As before, Dominion has splendid reason for optimism that it will prevail. Key decisions will be made by the State Corporation Commission in Richmond or the U.S. Federal Energy Regulatory Commission. In the name of allowing these bodies to consider the broad greater good, both are well-insulated from popular opinion or direct voter intervention.
Yet there is no reason to think the battle has ended.
The new path goes across the dairy farm of Ken and Pam Smith of Remington, who help other working farmers join them in putting land in conservation easement. When they take you to a high point of the 2,300 acres they work, 520 acres of which they own, they talk about the time they thought about building a new house for themselves right by the cherry tree on this ridge.
He: "But we couldn't bring ourselves . . . " She: " . . . to disrupt it . . . " He: " . . . to desecrate this land with a house."
They are furious that Dominion wants to add additional power lines to this land they couldn't even see disfiguring with a new house.
They are not alone. "This is a fight to the death!," Fauquier Supervisor Ray Graham last week told a Piedmont Environmental Council informational rally.
"We still don't understand what this power line is for," says Miller of the PEC, which serves nine counties in the Piedmont and has vowed to stay the course. The PEC has long argued that Virginia land is being sacrificed to Dominion's real agenda of finding ways to route its cheap energy to lucrative markets in the Northeast. Dominion replies that it wants to prevent rolling blackouts in Northern Virginia by 2011.
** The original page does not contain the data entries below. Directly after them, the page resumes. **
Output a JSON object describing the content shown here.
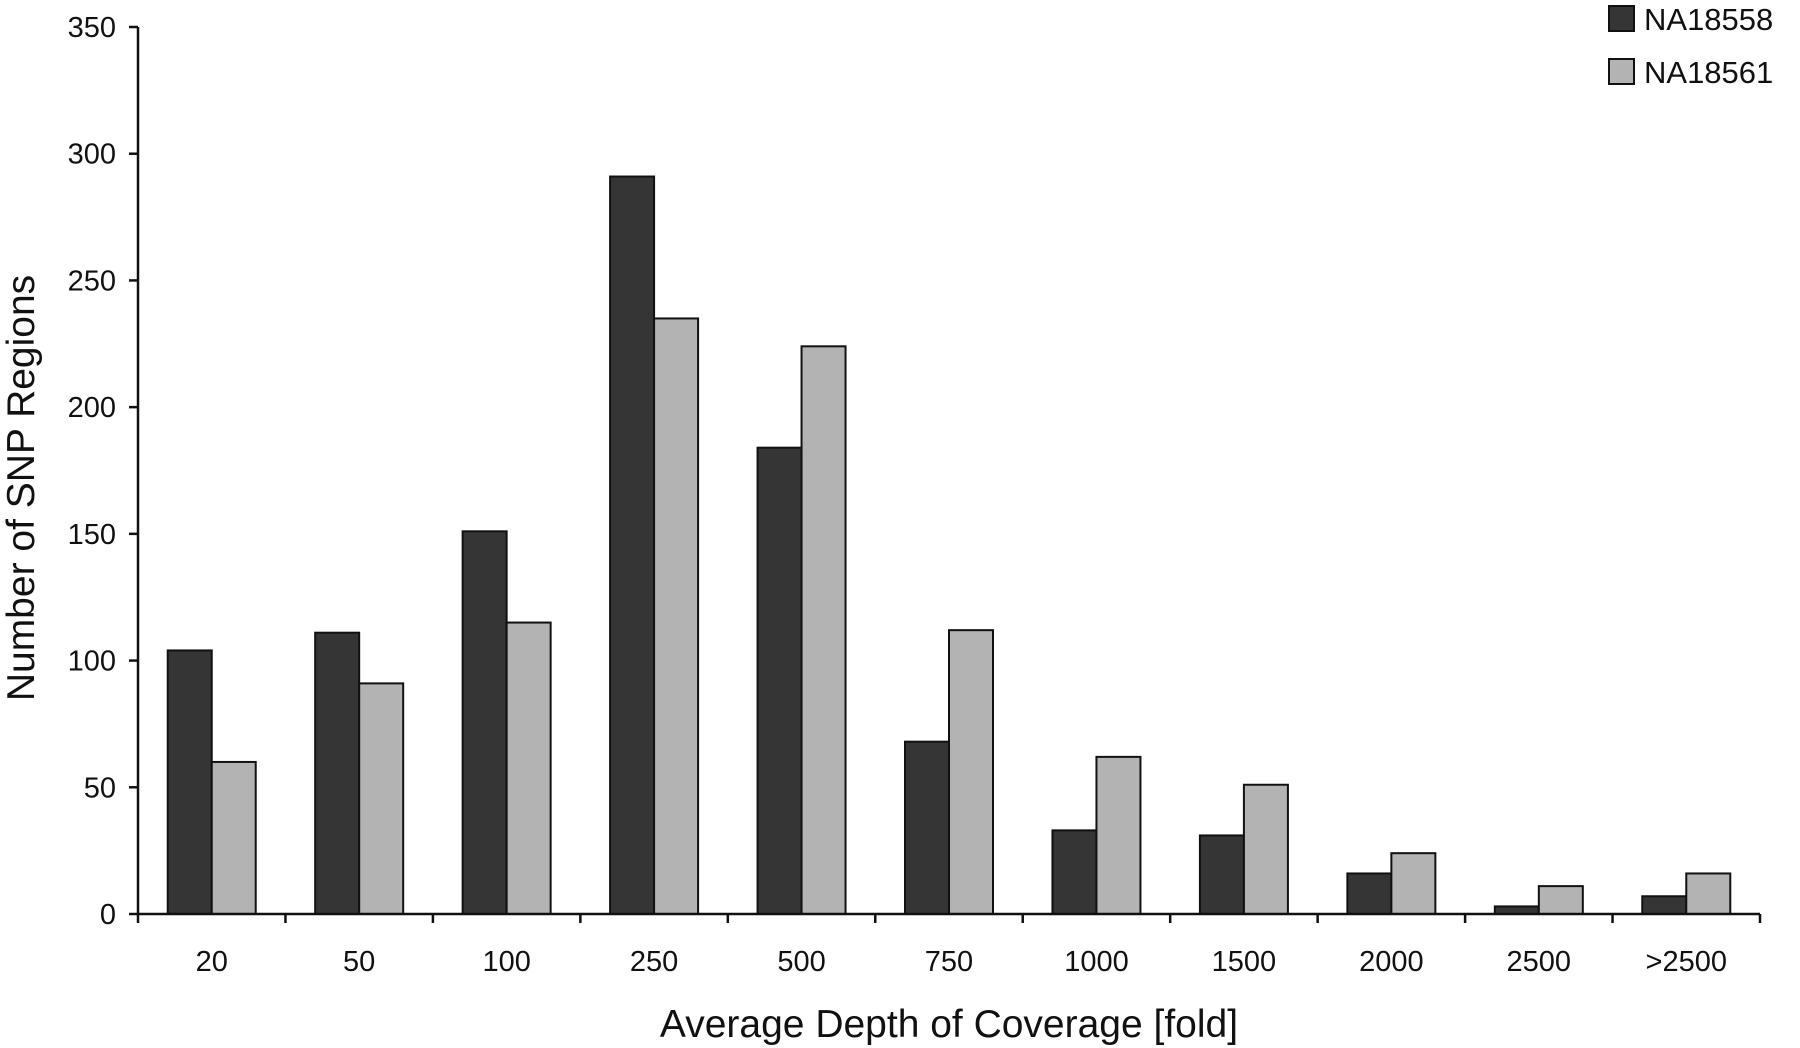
{
  "chart_data": {
    "type": "bar",
    "title": "",
    "xlabel": "Average Depth of Coverage [fold]",
    "ylabel": "Number of SNP Regions",
    "ylim": [
      0,
      350
    ],
    "yticks": [
      "0",
      "50",
      "100",
      "150",
      "200",
      "250",
      "300",
      "350"
    ],
    "categories": [
      "20",
      "50",
      "100",
      "250",
      "500",
      "750",
      "1000",
      "1500",
      "2000",
      "2500",
      ">2500"
    ],
    "grid": false,
    "legend_position": "top-right",
    "series": [
      {
        "name": "NA18558",
        "color": "#353535",
        "values": [
          104,
          111,
          151,
          291,
          184,
          68,
          33,
          31,
          16,
          3,
          7
        ]
      },
      {
        "name": "NA18561",
        "color": "#b3b3b3",
        "values": [
          60,
          91,
          115,
          235,
          224,
          112,
          62,
          51,
          24,
          11,
          16
        ]
      }
    ]
  }
}
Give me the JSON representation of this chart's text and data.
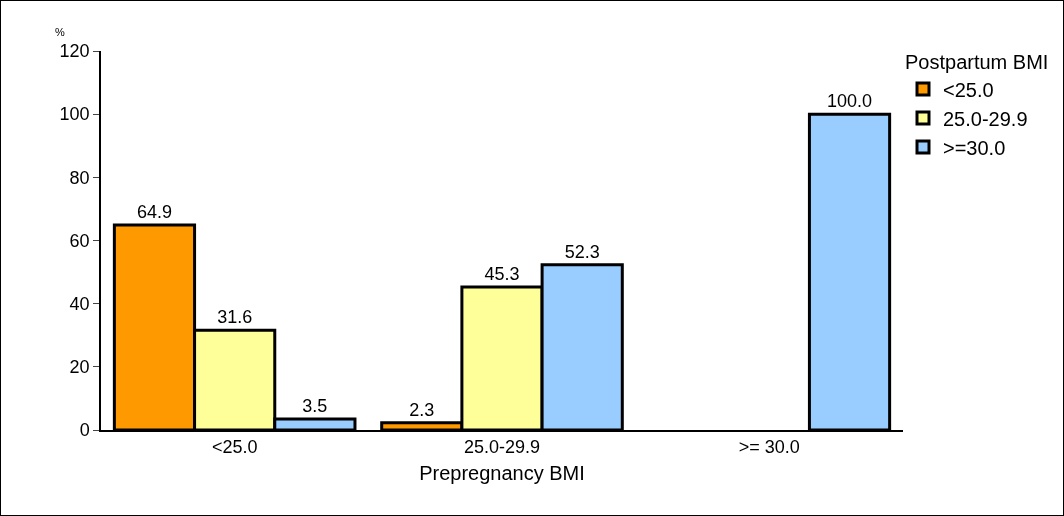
{
  "chart_data": {
    "type": "bar",
    "xlabel": "Prepregnancy BMI",
    "ylabel": "%",
    "legend_title": "Postpartum BMI",
    "categories": [
      "<25.0",
      "25.0-29.9",
      ">= 30.0"
    ],
    "series": [
      {
        "name": "<25.0",
        "color": "#ff9900",
        "values": [
          64.9,
          2.3,
          null
        ],
        "value_labels": [
          "64.9",
          "2.3",
          null
        ]
      },
      {
        "name": "25.0-29.9",
        "color": "#ffff99",
        "values": [
          31.6,
          45.3,
          null
        ],
        "value_labels": [
          "31.6",
          "45.3",
          null
        ]
      },
      {
        "name": ">=30.0",
        "color": "#99ccff",
        "values": [
          3.5,
          52.3,
          100
        ],
        "value_labels": [
          "3.5",
          "52.3",
          "100.0"
        ]
      }
    ],
    "ylim": [
      0,
      120
    ],
    "yticks": [
      0,
      20,
      40,
      60,
      80,
      100,
      120
    ],
    "grid": false,
    "legend": "top right"
  }
}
That's why, if past is prologue, this clash is not going away.
As the renowned cultural analyst Leo Marx noted in "The Machine in the Garden," it is about "a strong urge to believe in the rural myth along with an awareness of industrialization as counterforce to the myth." We believe that "access to undefiled, bountiful, sublime Nature is what accounts for the virtue and special good fortune of Americans," he writes.
We are bound up in this conflict to this day. Our most fashionable foods and fibers are ones that are "natural." Our deepest concerns about advanced technologies such as cloning, genetic modification and stem cells revolve around what is "natural."
On top of this, how you feel about the abrupt appearance of any Machine -- like a power line -- in any Garden -- like the Piedmont -- is based on whether you believe change inevitably equals progress. Our most knock-down, drag-out, hair-pulling fights are over competing visions of a Promised Land.
The problem is the way the armies in this millennial battle fail to recognize its outline in the arguments of the opposition. This failure is why environmentalists and preservationists are stigmatized as elitists who assign no value to car-dependent young families who see their Loudoun County townhouses as a crucial step up the ladder to their own progress and promised land.
It is also why the spreadsheet warriors have historically been blindsided when the debate over their seemingly rational proposal moves out to a far larger and, they believe, grossly unfair arena -- one that takes into consideration calculations of the heart.